Muchos son los títulos que se le han dado a San Juan de Ávila, tales como: “Predicador Evangélico”, que lo llamaba Fray Luis de Granada; “Director de almas”; “Regalo de Dios”, según el Sr Cardenal Rouco; “Sabio Maestro”; “Maestro de Evangelizadores”; etc, pero de todos, hay uno que ha sido el gran olvidado, no intencionada, pero sí realmente y es el de: “Gran Almodovareño”.
San Juan de Ávila influye no solamente en la Iglesia, debido entre otras cosas, a sus escritos y consejos, frutos de la oración constante ante el Santísimo, sino también, en su pueblo natal de manera permanente.
García de Diego, describe físicamente al Santo: “Aquella compuesta y venerable presencia del humilde sacerdote; aquél rostro sereno y descarnado de asceta, sereno, inmutable; aquéllos ojos grandes y expresivos, tornados en un suave recogimiento interior…y en fin, su voz timbrada, potente y sonora, habían de contribuir a hacer resaltar su soberana elocuencia”.
Hay, en esta descripción, aspectos que configuran la esencia del almodovareño, haciendo de ellos, personas trabajadoras y enamoradas de Dios, en las que cultura y misticismo se unen.
Santas mujeres y varones ilustres pasearon por nuestras calles, como San Juan de Ávila que, retirado en su casa, después de su experiencia con las “leyes negras”, va cincelando su alma sabiendo que “Quien a Dios tiene , nada le falta, solo Dios basta”.
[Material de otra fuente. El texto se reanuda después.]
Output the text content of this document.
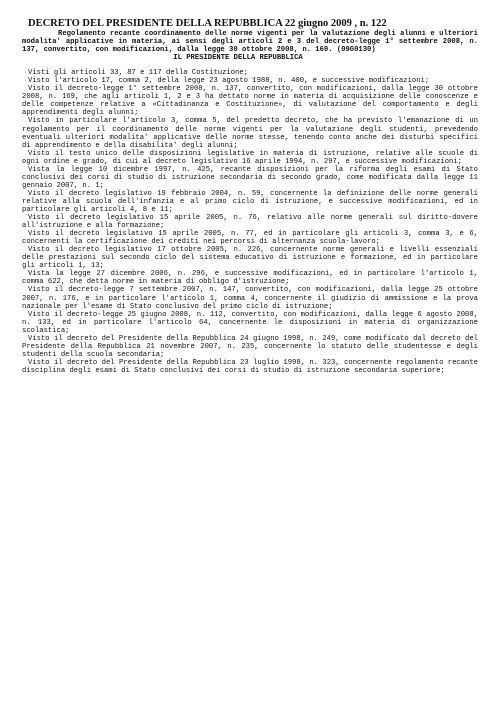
DECRETO DEL PRESIDENTE DELLA REPUBBLICA 22 giugno 2009 , n. 122

Regolamento recante coordinamento delle norme vigenti per la valutazione degli alunni e ulteriori modalita' applicative in materia, ai sensi degli articoli 2 e 3 del decreto-legge 1° settembre 2008, n. 137, convertito, con modificazioni, dalla legge 30 ottobre 2008, n. 169. (09G0130)

IL PRESIDENTE DELLA REPUBBLICA

Visti gli articoli 33, 87 e 117 della Costituzione;

Visto l'articolo 17, comma 2, della legge 23 agosto 1988, n. 400, e successive modificazioni;

Visto il decreto-legge 1° settembre 2008, n. 137, convertito, con modificazioni, dalla legge 30 ottobre 2008, n. 169, che agli articoli 1, 2 e 3 ha dettato norme in materia di acquisizione delle conoscenze e delle competenze relative a «Cittadinanza e Costituzione», di valutazione del comportamento e degli apprendimenti degli alunni;

Visto in particolare l'articolo 3, comma 5, del predetto decreto, che ha previsto l'emanazione di un regolamento per il coordinamento delle norme vigenti per la valutazione degli studenti, prevedendo eventuali ulteriori modalita' applicative delle norme stesse, tenendo conto anche dei disturbi specifici di apprendimento e della disabilita' degli alunni;

Visto il testo unico delle disposizioni legislative in materia di istruzione, relative alle scuole di ogni ordine e grado, di cui al decreto legislativo 16 aprile 1994, n. 297, e successive modificazioni;

Vista la legge 10 dicembre 1997, n. 425, recante disposizioni per la riforma degli esami di Stato conclusivi dei corsi di studio di istruzione secondaria di secondo grado, come modificata dalla legge 11 gennaio 2007, n. 1;

Visto il decreto legislativo 19 febbraio 2004, n. 59, concernente la definizione delle norme generali relative alla scuola dell'infanzia e al primo ciclo di istruzione, e successive modificazioni, ed in particolare gli articoli 4, 8 e 11;

Visto il decreto legislativo 15 aprile 2005, n. 76, relativo alle norme generali sul diritto-dovere all'istruzione e alla formazione;

Visto il decreto legislativo 15 aprile 2005, n. 77, ed in particolare gli articoli 3, comma 3, e 6, concernenti la certificazione dei crediti nei percorsi di alternanza scuola-lavoro;

Visto il decreto legislativo 17 ottobre 2005, n. 226, concernente norme generali e livelli essenziali delle prestazioni sul secondo ciclo del sistema educativo di istruzione e formazione, ed in particolare gli articoli 1, 13;

Vista la legge 27 dicembre 2006, n. 296, e successive modificazioni, ed in particolare l'articolo 1, comma 622, che detta norme in materia di obbligo d'istruzione;

Visto il decreto-legge 7 settembre 2007, n. 147, convertito, con modificazioni, dalla legge 25 ottobre 2007, n. 176, e in particolare l'articolo 1, comma 4, concernente il giudizio di ammissione e la prova nazionale per l'esame di Stato conclusivo del primo ciclo di istruzione;

Visto il decreto-legge 25 giugno 2008, n. 112, convertito, con modificazioni, dalla legge 6 agosto 2008, n. 133, ed in particolare l'articolo 64, concernente le disposizioni in materia di organizzazione scolastica;

Visto il decreto del Presidente della Repubblica 24 giugno 1998, n. 249, come modificato dal decreto del Presidente della Repubblica 21 novembre 2007, n. 235, concernente lo statuto delle studentesse e degli studenti della scuola secondaria;

Visto il decreto del Presidente della Repubblica 23 luglio 1998, n. 323, concernente regolamento recante disciplina degli esami di Stato conclusivi dei corsi di studio di istruzione secondaria superiore;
Amor inconmensurable a Aquél que le da todo, que le proporciona el sustento necesario y le va guiando a la meta, sin miedo: Jesús, el Señor. Decisión fruto de la oración y del apoyo, ayuda y consejo de sus padres; del quehacer de sus vecinos. Reflexiones en las horas de siesta donde el calor aprieta hasta hacer temblar su cuerpo. Fe labrada en los días de siembra, y hoy corolada con el nombramiento de DOCTOR DE LA IGLESIA. Maestro universal de la fe.
El Sr Cardenal Rouco al definir la vida del Santo dice: “Si quisiéramos definirla, no podríamos hacerlo mejor que recordando el tan lacónico cuanto expresivo epitafio de su tumba: Messor eram. Fue un segador, en el sentido evangélico de la palabra. Y aún me atrevería a decir que más propiamente fue un sembrador. Exiit qui seminat seminare semen suum”.
Si Sevilla, Córdoba…etc fueron testigos de sus sermones y conversiones; Almodóvar del Campo lo fue de su nacimiento, de la infancia de un hijo único de familia acomodada, de un esforzado púber empeñado en encontrar y dar un sentido definitivo a su vida, de un misacantano que en nuestra parroquia de la Asunción, donde muchos de nosotros hemos recibido los sacramentos de la iniciación cristiana, celebró su primera misa en honor a sus padres.
Su vida como la de cualquier adolescente de Almodóvar: juegos, carreras y caídas por las mismas calles que nosotros, conversaciones y risas con los vecinos, preguntas y dudas juveniles, anhelos característicos de la edad.
Si el orden, constancia y voluntad son los elementos del éxito del Almodovareño, en él, éstas alcanzaron su máximo esplendor.
Almodóvar del Campo, se siente alegre y feliz al contar entre sus vecinos con un gran águila imperial que supo levantarse con garbo y contemplar desde muy arriba, la panorámica general que ofrecía la Iglesia Católica y así poder hacer frente a las necesidades y retos que la misma planteaba y plantea.
No cabe duda que San Juan de Ávila es de Almodóvar del Campo y desde aquí y para la universalidad se da San Juan de Ávila. Su ferviente ardor, elocuencia y fe en Dios, fue el barro moldeado en la tierra almodovareña.
Los recuerdos imborrables de San Juan de Ávila serían aquéllos, que al igual que a todos, nos quedan de nuestra infancia y adolescencia. Almodóvar del Campo fue su cuna. Almodóvar del Campo fue su juventud. Almodóvar del Campo es y será de y para San Juan de Ávila.
No hay mayor honor que ser de Almodóvar del Campo y si se compensa con el título de Hijo Predilecto más aún.
Me uno al Papa Pablo VI en su petición a San Juan de Ávila el día de su canonización en Roma: “que sea favorable intercesor de las gracias que la Iglesia parece necesitar hoy más: la firmeza en la verdadera fe, el auténtico amor a la Iglesia, la santidad del clero, la fidelidad al Concilio y la imitación de Cristo tal como debe ser en los nuevos tiempos”.